For the foregoing reasons, Sharp's motion to suppress evidence [54] is denied.

IT IS SO ORDERED.

FootNotes


1. The Eleventh Circuit has adopted as binding precedent all Fifth Circuit decisions issued before October 1, 1981, as well as all decisions issued after that date by the Unit B panel of the former Fifth Circuit. Stein v. Reynolds Sec., Inc., 667 F.2d 33, 34 (11th Cir. 1982); see also United States v. Schultz, 565 F.3d 1353, 1361 n.4 (11th Cir. 2009) (discussing continuing validity of Nettles).
2. Macort addressed only the standard of review applied to a magistrate judge's factual findings, but the Supreme Court has held that there is no reason for a district court to apply a different standard of review to a magistrate judge's legal conclusions. Thomas v. Arn, 474 U.S. 140, 150 (1985). Thus, district courts in this circuit have routinely applied a clear-error standard to both. See Tauber v. Barnhart, 438 F.Supp.2d 1366, 1373-74 (N.D. Ga. 2006) (collecting cases). By contrast, the standard of review on appeal distinguishes between factual findings and legal conclusions. See Monroe v. Thigpen, 932 F.2d 1437, 1440 (11th Cir. 1991) (when magistrate judge's findings of fact are adopted by district court without objection, they are reviewed on appeal under plain-error standard, but questions of law remain subject to de novo review).
3. Agents Kabrhel and Cieplik were accompanied by Agents Ott and Luigi when they arrived at the Uxbridge apartment, and they were later joined by more agents. The agents were dressed casually, and each carried a firearm that was covered by his clothing.
4. Renahan testified that she "believe[d]" Agent Kabrhel told Sharp over the phone that he "needed to come home," although Agent Kabrhel testified that he merely "requested" that Sharp return to the apartment.

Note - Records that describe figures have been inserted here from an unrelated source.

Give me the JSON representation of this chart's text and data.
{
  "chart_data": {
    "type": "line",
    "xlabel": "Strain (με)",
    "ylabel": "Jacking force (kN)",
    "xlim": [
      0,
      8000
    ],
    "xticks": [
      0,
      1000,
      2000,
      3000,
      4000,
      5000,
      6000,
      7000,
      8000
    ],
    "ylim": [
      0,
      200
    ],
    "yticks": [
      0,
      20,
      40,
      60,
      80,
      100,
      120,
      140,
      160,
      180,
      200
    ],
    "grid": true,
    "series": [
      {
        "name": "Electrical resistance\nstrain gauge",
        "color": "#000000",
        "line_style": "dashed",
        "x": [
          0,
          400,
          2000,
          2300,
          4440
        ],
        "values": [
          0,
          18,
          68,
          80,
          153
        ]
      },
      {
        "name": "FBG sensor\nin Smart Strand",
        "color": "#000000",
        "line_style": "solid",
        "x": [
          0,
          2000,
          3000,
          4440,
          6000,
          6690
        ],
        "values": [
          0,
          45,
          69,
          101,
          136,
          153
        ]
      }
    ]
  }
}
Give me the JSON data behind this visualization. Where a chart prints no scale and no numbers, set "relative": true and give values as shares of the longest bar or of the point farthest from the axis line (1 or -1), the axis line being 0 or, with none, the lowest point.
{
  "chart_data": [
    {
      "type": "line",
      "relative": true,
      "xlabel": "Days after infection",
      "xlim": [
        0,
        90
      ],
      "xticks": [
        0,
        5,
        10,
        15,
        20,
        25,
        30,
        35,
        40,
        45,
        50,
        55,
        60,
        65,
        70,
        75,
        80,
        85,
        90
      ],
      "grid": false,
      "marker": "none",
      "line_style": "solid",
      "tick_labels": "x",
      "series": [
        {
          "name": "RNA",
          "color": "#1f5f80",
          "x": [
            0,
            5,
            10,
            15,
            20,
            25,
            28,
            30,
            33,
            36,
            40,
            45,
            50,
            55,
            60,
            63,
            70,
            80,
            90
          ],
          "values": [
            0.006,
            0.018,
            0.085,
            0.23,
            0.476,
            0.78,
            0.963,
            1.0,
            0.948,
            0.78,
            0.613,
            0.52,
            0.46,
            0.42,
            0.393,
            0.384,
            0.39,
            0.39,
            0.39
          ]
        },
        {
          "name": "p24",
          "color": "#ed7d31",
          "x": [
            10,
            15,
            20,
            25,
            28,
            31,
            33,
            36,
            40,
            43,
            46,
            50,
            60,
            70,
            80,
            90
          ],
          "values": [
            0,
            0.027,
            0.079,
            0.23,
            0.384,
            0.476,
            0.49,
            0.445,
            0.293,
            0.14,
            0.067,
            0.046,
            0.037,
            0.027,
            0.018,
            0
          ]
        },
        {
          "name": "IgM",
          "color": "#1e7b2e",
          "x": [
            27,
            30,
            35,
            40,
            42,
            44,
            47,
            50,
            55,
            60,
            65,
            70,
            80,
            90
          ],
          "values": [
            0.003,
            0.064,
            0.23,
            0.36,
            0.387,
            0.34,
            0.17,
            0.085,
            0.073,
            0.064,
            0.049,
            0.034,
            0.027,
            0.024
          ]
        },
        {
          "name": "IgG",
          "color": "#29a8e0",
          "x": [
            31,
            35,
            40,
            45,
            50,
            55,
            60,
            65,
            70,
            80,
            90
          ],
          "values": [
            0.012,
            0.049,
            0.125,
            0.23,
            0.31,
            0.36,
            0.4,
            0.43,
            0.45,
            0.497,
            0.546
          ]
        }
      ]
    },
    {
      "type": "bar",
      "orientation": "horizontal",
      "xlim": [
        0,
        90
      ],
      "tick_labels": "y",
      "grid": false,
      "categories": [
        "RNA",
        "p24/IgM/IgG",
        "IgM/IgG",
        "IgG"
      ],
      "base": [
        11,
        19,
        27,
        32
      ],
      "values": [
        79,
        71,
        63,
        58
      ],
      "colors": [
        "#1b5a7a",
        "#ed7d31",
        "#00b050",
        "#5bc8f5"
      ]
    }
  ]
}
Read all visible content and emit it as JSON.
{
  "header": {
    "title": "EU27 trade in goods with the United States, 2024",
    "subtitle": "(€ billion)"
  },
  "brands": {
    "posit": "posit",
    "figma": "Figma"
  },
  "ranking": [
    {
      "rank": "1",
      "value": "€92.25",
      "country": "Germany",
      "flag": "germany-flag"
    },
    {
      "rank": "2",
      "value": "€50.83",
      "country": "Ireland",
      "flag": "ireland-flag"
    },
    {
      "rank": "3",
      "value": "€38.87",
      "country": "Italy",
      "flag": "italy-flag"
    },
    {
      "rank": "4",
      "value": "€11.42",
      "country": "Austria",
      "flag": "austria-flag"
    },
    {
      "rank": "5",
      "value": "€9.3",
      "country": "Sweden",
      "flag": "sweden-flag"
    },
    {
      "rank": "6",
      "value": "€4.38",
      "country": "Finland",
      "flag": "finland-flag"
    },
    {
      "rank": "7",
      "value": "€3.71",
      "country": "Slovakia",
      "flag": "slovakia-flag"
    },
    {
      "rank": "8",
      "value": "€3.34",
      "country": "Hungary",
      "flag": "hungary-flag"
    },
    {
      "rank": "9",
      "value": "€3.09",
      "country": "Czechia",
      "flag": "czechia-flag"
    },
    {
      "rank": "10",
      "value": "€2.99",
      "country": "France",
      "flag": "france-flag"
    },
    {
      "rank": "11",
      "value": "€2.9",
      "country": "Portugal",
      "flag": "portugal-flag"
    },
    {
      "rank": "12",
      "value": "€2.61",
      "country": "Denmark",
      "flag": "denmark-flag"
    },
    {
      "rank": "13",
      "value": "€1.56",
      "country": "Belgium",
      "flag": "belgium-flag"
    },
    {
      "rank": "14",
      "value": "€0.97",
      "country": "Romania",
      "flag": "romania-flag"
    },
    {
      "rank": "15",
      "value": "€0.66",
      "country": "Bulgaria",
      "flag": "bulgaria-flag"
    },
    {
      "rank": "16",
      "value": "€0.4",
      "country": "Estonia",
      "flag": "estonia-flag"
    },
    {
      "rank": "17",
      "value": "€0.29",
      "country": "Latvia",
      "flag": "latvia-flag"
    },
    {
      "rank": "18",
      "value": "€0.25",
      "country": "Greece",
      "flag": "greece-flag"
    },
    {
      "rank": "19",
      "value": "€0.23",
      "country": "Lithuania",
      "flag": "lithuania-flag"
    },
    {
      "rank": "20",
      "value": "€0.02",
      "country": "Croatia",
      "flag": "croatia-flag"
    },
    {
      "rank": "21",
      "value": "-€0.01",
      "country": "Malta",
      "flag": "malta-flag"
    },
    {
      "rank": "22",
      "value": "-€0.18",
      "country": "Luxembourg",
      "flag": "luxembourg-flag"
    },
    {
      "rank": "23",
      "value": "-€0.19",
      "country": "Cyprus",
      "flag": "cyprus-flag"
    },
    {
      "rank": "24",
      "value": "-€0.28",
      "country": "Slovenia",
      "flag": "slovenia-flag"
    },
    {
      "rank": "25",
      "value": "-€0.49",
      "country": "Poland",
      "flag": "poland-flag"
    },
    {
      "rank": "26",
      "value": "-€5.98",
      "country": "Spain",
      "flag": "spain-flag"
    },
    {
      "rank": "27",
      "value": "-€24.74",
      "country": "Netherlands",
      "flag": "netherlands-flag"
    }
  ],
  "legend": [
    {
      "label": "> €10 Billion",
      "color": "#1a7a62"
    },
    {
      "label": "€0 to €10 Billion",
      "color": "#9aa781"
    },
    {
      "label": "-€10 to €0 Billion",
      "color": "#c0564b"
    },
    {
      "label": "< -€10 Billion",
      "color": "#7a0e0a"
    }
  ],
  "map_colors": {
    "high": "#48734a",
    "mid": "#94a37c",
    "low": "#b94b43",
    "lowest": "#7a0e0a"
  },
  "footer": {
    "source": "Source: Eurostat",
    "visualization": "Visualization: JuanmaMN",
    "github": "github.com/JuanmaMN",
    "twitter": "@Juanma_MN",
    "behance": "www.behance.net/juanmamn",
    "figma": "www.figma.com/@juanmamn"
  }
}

She allowed the officers to wait inside for Sharp to return.
5. The facts are disputed at this point. Sharp claims that he told the agents "more than once" that he did not want to give them his computer, although Agents Kabrhel and Cieplik both testified that Sharp never expressed reluctance to the search.
6. By signing the forms, Sharp expressly acknowledged that he gave his consent voluntarily and without any threats or promises of any kind. Sharp's consent allowed the agents to search his laptop and two disks, and authorized the agents to assume his online identity for his Gmail, Dropbox, and Facebook accounts.
7. Sharp testified that he "felt threatened" by the alleged reference to a search warrant, but he admits that the agents did not make actual threats, and there is no indication that the agents engaged in coercive behavior of any sort. Sharp also said he believed the agents seemed "friendly," and by signing the consent forms, Sharp agreed that his consent was given freely and voluntarily, and not as the result of "threats" of any kind. R&R at 5, 15.
8. Decisions of the Fifth Circuit rendered before October 1, 1981 are binding precedent in the Eleventh Circuit. Bonner v. City of Prichard, 661 F.2d 1206, 1209 (11th Cir. 1981) (en banc).